In 2012, Nokian Tyres performed well in a challenging environment and recorded all time high sales and profits combined with excellent cash flow. Our position is very strong in core markets, the company is debt-free and we are able to further develop our business from a healthy position.
Uncertainty and slowing growth continued in the global economy. Doubt about the direction of the US economy, slower growth in China and continuing problems in Europe weakened the economic situation, and with it consumer confidence and spending. From an economic development point of view, our core markets Russia and the Nordic countries were among the best of the developed world.
Nokian Tyres sales in Russia grew more than three times faster than the overall market, by almost 50%, further strengthening our market leader position. In the Nordic countries sales came in as planned, we gained winter tyre market share and continue to be a clear market leader. The weak economic situation in Central Europe combined with high carry-over inventories in distribution resulted, however, in a dramatic drop in demand in the region, and in the second half of the year our sales also suffered.

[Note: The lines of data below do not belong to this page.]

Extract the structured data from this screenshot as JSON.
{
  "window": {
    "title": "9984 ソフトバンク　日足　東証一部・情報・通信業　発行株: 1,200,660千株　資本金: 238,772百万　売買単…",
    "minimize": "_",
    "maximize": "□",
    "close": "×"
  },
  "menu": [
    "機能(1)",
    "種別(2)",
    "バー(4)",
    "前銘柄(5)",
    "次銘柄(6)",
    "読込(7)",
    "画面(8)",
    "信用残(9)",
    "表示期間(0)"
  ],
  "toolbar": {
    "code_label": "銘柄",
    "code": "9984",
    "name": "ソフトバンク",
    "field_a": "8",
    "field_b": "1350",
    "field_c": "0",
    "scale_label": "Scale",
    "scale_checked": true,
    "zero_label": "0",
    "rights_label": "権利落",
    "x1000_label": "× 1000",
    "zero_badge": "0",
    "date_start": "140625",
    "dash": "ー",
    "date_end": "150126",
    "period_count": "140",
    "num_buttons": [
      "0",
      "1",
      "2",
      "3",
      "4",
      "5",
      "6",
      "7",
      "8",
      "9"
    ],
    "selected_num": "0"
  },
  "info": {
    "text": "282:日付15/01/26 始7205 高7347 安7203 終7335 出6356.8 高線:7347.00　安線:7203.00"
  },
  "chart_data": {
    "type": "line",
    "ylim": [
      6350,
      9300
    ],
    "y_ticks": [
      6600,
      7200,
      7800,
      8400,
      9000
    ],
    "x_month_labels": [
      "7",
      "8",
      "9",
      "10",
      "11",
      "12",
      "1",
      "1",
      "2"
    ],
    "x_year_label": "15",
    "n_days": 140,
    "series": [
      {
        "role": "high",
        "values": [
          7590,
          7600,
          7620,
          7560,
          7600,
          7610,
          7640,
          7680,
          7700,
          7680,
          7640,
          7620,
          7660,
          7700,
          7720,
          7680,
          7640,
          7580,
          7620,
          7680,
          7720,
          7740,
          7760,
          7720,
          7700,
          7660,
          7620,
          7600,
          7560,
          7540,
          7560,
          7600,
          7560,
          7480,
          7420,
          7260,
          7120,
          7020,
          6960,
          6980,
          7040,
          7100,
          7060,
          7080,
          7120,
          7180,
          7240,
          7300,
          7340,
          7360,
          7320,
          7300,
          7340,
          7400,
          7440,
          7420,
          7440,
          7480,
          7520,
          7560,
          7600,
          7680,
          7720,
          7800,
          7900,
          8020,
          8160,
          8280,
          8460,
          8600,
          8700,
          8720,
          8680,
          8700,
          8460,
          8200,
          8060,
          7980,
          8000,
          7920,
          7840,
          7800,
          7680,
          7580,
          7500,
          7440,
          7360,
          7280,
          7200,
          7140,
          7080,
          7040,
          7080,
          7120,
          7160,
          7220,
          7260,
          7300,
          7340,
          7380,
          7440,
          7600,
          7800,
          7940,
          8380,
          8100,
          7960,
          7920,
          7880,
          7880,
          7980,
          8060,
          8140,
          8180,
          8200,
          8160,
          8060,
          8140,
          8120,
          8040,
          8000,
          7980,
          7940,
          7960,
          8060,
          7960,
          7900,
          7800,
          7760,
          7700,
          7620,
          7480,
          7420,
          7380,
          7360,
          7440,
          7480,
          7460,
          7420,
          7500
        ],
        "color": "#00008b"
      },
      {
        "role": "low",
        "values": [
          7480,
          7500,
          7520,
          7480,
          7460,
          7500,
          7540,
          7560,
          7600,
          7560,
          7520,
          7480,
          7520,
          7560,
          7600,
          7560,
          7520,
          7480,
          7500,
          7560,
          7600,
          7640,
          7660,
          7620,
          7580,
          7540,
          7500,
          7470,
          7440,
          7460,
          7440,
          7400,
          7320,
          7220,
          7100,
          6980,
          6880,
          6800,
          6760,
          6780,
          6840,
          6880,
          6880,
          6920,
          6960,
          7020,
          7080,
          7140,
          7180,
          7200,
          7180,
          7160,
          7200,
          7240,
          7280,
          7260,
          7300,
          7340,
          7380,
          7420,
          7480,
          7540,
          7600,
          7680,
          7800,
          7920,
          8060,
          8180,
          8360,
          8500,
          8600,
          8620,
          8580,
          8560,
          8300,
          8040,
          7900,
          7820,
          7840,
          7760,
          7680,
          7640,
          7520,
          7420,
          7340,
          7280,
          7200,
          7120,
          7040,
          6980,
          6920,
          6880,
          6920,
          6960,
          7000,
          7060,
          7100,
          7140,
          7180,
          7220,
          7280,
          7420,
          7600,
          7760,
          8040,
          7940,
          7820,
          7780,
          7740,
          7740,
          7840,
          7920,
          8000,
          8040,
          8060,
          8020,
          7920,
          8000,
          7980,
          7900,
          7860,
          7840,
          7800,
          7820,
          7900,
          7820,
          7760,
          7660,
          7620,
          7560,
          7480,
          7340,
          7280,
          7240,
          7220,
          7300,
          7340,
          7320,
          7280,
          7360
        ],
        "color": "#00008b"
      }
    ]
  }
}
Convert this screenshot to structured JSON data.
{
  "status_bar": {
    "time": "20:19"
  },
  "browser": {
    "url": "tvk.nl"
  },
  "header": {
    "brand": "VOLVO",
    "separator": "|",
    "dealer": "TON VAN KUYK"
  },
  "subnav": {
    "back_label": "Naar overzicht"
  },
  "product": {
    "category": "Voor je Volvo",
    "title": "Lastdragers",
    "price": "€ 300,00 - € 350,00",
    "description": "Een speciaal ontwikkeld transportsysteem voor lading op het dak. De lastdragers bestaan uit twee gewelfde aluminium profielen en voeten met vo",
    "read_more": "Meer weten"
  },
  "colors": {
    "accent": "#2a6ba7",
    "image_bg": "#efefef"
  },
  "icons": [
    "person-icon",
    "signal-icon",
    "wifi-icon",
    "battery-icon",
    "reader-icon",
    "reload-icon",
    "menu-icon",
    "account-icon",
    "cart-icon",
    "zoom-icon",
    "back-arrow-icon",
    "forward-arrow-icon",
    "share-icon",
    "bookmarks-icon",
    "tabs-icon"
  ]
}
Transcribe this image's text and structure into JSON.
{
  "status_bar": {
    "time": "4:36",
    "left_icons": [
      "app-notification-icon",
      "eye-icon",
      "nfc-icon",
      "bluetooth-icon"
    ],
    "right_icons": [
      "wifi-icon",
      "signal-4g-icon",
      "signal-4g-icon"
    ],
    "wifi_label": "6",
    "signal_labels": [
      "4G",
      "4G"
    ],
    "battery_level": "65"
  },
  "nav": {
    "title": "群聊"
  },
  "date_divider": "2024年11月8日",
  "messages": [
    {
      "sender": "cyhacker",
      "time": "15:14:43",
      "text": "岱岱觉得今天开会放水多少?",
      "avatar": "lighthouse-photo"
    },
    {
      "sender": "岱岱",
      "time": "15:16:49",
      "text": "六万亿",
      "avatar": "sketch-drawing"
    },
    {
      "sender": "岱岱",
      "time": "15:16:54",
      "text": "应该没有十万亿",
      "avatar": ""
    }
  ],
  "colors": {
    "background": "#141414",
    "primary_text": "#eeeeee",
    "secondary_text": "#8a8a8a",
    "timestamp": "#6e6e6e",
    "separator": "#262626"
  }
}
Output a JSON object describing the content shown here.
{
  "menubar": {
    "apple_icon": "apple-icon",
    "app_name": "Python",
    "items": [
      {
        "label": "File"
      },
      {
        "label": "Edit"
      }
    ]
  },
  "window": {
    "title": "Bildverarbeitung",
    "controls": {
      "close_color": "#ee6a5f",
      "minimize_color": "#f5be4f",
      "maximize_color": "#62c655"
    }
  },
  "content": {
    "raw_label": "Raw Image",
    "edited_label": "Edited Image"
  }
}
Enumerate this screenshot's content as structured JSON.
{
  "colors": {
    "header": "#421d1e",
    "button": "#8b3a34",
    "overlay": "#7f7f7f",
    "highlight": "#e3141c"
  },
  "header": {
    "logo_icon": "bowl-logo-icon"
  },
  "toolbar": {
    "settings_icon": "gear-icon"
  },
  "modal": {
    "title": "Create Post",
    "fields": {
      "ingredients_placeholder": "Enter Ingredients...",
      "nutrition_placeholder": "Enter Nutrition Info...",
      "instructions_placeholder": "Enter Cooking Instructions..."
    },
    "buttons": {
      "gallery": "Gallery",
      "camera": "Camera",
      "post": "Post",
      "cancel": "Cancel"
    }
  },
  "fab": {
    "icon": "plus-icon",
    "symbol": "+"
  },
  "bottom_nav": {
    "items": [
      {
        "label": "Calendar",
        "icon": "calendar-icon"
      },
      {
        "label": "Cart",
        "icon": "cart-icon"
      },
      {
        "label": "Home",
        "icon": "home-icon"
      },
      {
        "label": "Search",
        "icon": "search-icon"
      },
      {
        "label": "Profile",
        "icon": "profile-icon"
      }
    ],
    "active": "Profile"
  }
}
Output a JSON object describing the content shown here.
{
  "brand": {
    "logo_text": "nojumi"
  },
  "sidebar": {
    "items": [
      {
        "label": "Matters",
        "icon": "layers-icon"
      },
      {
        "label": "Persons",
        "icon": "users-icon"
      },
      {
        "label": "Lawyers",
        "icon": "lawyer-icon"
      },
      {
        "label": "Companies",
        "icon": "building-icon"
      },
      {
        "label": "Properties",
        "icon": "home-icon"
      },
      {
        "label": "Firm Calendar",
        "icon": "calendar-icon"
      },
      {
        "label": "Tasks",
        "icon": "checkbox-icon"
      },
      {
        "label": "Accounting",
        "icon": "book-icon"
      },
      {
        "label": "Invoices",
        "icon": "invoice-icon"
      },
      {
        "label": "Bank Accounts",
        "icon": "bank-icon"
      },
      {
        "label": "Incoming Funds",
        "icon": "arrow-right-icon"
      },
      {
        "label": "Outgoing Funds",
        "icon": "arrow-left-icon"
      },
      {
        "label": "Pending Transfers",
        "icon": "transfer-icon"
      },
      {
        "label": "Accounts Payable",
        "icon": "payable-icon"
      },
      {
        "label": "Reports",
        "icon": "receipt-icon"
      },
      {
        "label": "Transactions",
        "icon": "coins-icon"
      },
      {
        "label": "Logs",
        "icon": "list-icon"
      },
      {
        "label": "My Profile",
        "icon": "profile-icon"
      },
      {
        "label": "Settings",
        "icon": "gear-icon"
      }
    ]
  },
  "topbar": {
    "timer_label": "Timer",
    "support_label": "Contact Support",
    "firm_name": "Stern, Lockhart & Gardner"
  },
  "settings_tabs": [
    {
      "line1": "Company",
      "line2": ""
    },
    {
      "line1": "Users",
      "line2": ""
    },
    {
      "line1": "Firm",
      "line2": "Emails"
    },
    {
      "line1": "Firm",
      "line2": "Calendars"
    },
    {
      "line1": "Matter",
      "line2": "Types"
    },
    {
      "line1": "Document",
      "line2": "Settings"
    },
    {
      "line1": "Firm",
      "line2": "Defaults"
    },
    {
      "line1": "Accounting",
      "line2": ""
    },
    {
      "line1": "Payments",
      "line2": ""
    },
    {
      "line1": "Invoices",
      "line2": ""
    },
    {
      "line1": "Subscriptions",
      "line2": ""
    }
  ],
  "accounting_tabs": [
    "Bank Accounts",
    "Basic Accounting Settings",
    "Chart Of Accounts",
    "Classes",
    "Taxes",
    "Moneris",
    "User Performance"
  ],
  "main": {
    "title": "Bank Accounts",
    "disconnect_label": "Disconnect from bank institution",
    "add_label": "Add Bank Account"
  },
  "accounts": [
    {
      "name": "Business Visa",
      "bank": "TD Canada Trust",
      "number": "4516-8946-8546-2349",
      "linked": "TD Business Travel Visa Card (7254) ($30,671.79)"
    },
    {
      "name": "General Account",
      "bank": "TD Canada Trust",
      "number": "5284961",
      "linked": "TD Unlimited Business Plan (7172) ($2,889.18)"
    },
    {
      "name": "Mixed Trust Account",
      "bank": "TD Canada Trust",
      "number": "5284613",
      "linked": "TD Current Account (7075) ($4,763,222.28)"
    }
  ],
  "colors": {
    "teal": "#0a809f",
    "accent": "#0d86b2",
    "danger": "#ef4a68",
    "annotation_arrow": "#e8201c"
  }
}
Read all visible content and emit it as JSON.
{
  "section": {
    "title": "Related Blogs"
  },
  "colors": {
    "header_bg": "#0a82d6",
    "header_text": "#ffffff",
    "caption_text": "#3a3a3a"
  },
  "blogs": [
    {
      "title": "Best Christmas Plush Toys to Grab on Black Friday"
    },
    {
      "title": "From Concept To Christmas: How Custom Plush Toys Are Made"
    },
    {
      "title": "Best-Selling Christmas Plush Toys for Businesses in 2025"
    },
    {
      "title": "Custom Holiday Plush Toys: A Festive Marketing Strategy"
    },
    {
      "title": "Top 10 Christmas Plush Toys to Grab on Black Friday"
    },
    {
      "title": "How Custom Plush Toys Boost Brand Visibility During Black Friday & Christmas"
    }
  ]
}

Due to decisive and rapid changes in production, allocating a higher share of our production and sales to Russia and support from reduced costs we managed to end the year with reasonably good results. We managed to increase car tyre sales volumes, improve sales mix and overall ASP, and to improve our market position.
Strong market position
For many reasons, we are looking into 2013 with confidence. Our main markets in Russia and Northern Europe are looking comparatively healthy, offering us a good base for profitable business. Europe’s economies are also expected to recover towards the end of 2013, which we expect will give a boost to demand and sales growth.
Our product range is better than ever before, which has improved our competitive position. This is a result of our overwhelming test wins in 2012 combined with the greatest launch in our history as three-quarters of our range of winter tyre models will be revamped for 2013. I expect that the new generation of Hakkapeliitta winter tyres and top-class summer tyres will strengthen our position at the top of sales statistics.
Increasing our sales and market share require an extensive, well-managed distribution chain. It is again encouraging that we managed to open 127 new Vianor outlets, now totalling 1,037 in 26 countries. The latest countries to be added to the network were France, Serbia and Bosnia-Herzegovina. Our objective is to continue to strengthen our distribution channels, and to open more than 100 new stores in 2013.
The growth of our production capacity continued with the opening of a new factory next to the current one in Russia. The factory’s degree of automation, productivity and quality represent the absolute peak in the industry. For this reason, our productivity improved and our production output increased despite a harsh market environment. With the new factory up and running, we presently have an inbuilt capability to increase output rapidly to meet market growth without capital expenditure, and further to increase output by 50%, merely by adding lines in Russia.
I would like to thank our customers for their faith in us, and our personnel for their fine performance in 2012. Through seamless co-operation, we will continue to achieve excellent results. I am convinced that we have the capacity to continue with profitable growth and thus to create added value for all our stakeholders in the coming years.